Donald Trump publicou nesta terça (20/01) imagens feitas por inteligência artificial nas suas redes sociais que chamaram a atenção, causaram polêmica, e reacenderam os tópicos do ataque na Venezuela e os planos de anexação da Groenlândia. Além destas imagens, o presidente dos Estados Unidos também publicou uma foto no Salão Oval, em meio a uma reunião com líderes europeus.
De fato, aconteceu essa reunião, exatamente da forma em que é retratada. O que não aconteceu é a existência de um mapa atrás de Donald Trump; neste mapa, a bandeira dos Estados Unidos está, além do território americano, presente no território canadense, da Groenlândia e da Venezuela, como se tudo isso fizesse parte dos Estados Unidos.
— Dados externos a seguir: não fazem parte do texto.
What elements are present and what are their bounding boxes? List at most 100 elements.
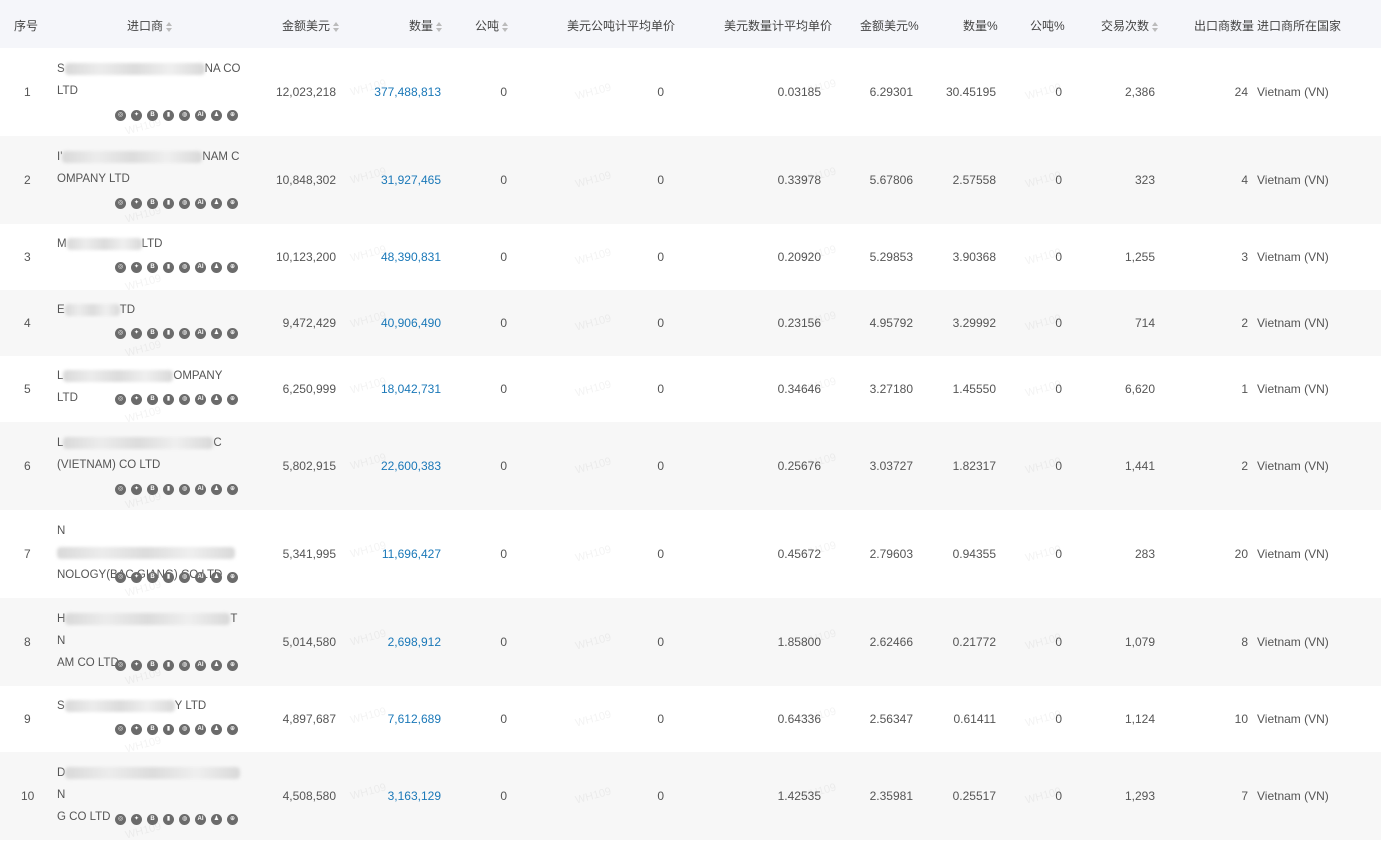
sort-icon[interactable] <box>502 21 509 32</box>
cell-quantity[interactable]: 48,390,831 <box>381 250 441 264</box>
locate-icon[interactable]: ◎ <box>115 110 126 121</box>
doc-icon[interactable]: ▮ <box>163 724 174 735</box>
locate-icon[interactable]: ◎ <box>115 198 126 209</box>
users-icon[interactable]: ♟ <box>211 198 222 209</box>
ai-icon[interactable]: AI <box>195 198 206 209</box>
web-icon[interactable]: ⊕ <box>227 724 238 735</box>
globe-icon[interactable]: ◍ <box>179 724 190 735</box>
cell-quantity[interactable]: 11,696,427 <box>382 547 441 561</box>
header-trades[interactable]: 交易次数 <box>1101 17 1159 34</box>
doc-icon[interactable]: ▮ <box>163 660 174 671</box>
b-icon[interactable]: B <box>147 484 158 495</box>
users-icon[interactable]: ♟ <box>211 660 222 671</box>
locate-icon[interactable]: ◎ <box>115 724 126 735</box>
doc-icon[interactable]: ▮ <box>163 484 174 495</box>
globe-icon[interactable]: ◍ <box>179 262 190 273</box>
doc-icon[interactable]: ▮ <box>163 814 174 825</box>
web-icon[interactable]: ⊕ <box>227 572 238 583</box>
cell-quantity[interactable]: 7,612,689 <box>388 712 441 726</box>
header-importer[interactable]: 进口商 <box>127 17 173 34</box>
target-icon[interactable]: ✦ <box>131 198 142 209</box>
users-icon[interactable]: ♟ <box>211 484 222 495</box>
cell-quantity[interactable]: 22,600,383 <box>381 459 441 473</box>
importer-name[interactable]: I' NAM C OMPANY LTD <box>57 146 242 190</box>
users-icon[interactable]: ♟ <box>211 328 222 339</box>
web-icon[interactable]: ⊕ <box>227 198 238 209</box>
b-icon[interactable]: B <box>147 572 158 583</box>
locate-icon[interactable]: ◎ <box>115 262 126 273</box>
importer-name[interactable]: S Y LTD <box>57 695 242 717</box>
b-icon[interactable]: B <box>147 110 158 121</box>
header-ton[interactable]: 公吨 <box>475 17 509 34</box>
globe-icon[interactable]: ◍ <box>179 660 190 671</box>
users-icon[interactable]: ♟ <box>211 724 222 735</box>
target-icon[interactable]: ✦ <box>131 572 142 583</box>
importer-name[interactable]: E TD <box>57 299 242 321</box>
ai-icon[interactable]: AI <box>195 328 206 339</box>
importer-name[interactable]: S NA CO LTD <box>57 58 242 102</box>
globe-icon[interactable]: ◍ <box>179 572 190 583</box>
sort-icon[interactable] <box>436 21 443 32</box>
b-icon[interactable]: B <box>147 328 158 339</box>
users-icon[interactable]: ♟ <box>211 814 222 825</box>
doc-icon[interactable]: ▮ <box>163 198 174 209</box>
cell-quantity[interactable]: 377,488,813 <box>374 85 441 99</box>
doc-icon[interactable]: ▮ <box>163 110 174 121</box>
target-icon[interactable]: ✦ <box>131 484 142 495</box>
header-quantity[interactable]: 数量 <box>409 17 443 34</box>
target-icon[interactable]: ✦ <box>131 110 142 121</box>
web-icon[interactable]: ⊕ <box>227 110 238 121</box>
locate-icon[interactable]: ◎ <box>115 660 126 671</box>
users-icon[interactable]: ♟ <box>211 394 222 405</box>
web-icon[interactable]: ⊕ <box>227 394 238 405</box>
web-icon[interactable]: ⊕ <box>227 814 238 825</box>
locate-icon[interactable]: ◎ <box>115 328 126 339</box>
globe-icon[interactable]: ◍ <box>179 198 190 209</box>
importer-name[interactable]: M LTD <box>57 233 242 255</box>
ai-icon[interactable]: AI <box>195 660 206 671</box>
sort-icon[interactable] <box>1152 21 1159 32</box>
doc-icon[interactable]: ▮ <box>163 262 174 273</box>
target-icon[interactable]: ✦ <box>131 660 142 671</box>
sort-icon[interactable] <box>166 21 173 32</box>
b-icon[interactable]: B <box>147 724 158 735</box>
b-icon[interactable]: B <box>147 262 158 273</box>
web-icon[interactable]: ⊕ <box>227 484 238 495</box>
header-amount-usd[interactable]: 金额美元 <box>282 17 340 34</box>
globe-icon[interactable]: ◍ <box>179 110 190 121</box>
target-icon[interactable]: ✦ <box>131 814 142 825</box>
globe-icon[interactable]: ◍ <box>179 484 190 495</box>
locate-icon[interactable]: ◎ <box>115 394 126 405</box>
cell-quantity[interactable]: 2,698,912 <box>388 635 441 649</box>
globe-icon[interactable]: ◍ <box>179 394 190 405</box>
users-icon[interactable]: ♟ <box>211 262 222 273</box>
b-icon[interactable]: B <box>147 394 158 405</box>
users-icon[interactable]: ♟ <box>211 110 222 121</box>
b-icon[interactable]: B <box>147 198 158 209</box>
ai-icon[interactable]: AI <box>195 814 206 825</box>
doc-icon[interactable]: ▮ <box>163 572 174 583</box>
b-icon[interactable]: B <box>147 814 158 825</box>
sort-icon[interactable] <box>333 21 340 32</box>
ai-icon[interactable]: AI <box>195 394 206 405</box>
b-icon[interactable]: B <box>147 660 158 671</box>
cell-quantity[interactable]: 18,042,731 <box>381 382 441 396</box>
ai-icon[interactable]: AI <box>195 262 206 273</box>
ai-icon[interactable]: AI <box>195 724 206 735</box>
ai-icon[interactable]: AI <box>195 572 206 583</box>
ai-icon[interactable]: AI <box>195 484 206 495</box>
web-icon[interactable]: ⊕ <box>227 328 238 339</box>
importer-name[interactable]: L C (VIETNAM) CO LTD <box>57 432 242 476</box>
globe-icon[interactable]: ◍ <box>179 328 190 339</box>
target-icon[interactable]: ✦ <box>131 328 142 339</box>
cell-quantity[interactable]: 31,927,465 <box>381 173 441 187</box>
globe-icon[interactable]: ◍ <box>179 814 190 825</box>
target-icon[interactable]: ✦ <box>131 724 142 735</box>
locate-icon[interactable]: ◎ <box>115 814 126 825</box>
cell-quantity[interactable]: 40,906,490 <box>381 316 441 330</box>
doc-icon[interactable]: ▮ <box>163 328 174 339</box>
web-icon[interactable]: ⊕ <box>227 660 238 671</box>
doc-icon[interactable]: ▮ <box>163 394 174 405</box>
locate-icon[interactable]: ◎ <box>115 484 126 495</box>
ai-icon[interactable]: AI <box>195 110 206 121</box>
Mas por que tudo isso? Justamente porque Trump está pegando o avião e vindo para a Europa. Ele chega amanhã, para participar do Fórum Econômico Mundial de Davos, e a grande expectativa é de que ele tenha novas reuniões com líderes europeus. E o que ele tem dito, e voltou a dizer nesta madrugada, é que os europeus não têm chance alguma de reverter o seu desejo pela Groenlândia. Não há volta atrás. Ou seja, agora é só uma questão de negociar.
Do lado dos europeus há muita resistência; a consideração de sanções ou de tarifas contra os americanos, inclusive, paira no ar. Todavia, tarifas são sempre complicadas para os europeus, afinal elas afetariam a própria economia europeia.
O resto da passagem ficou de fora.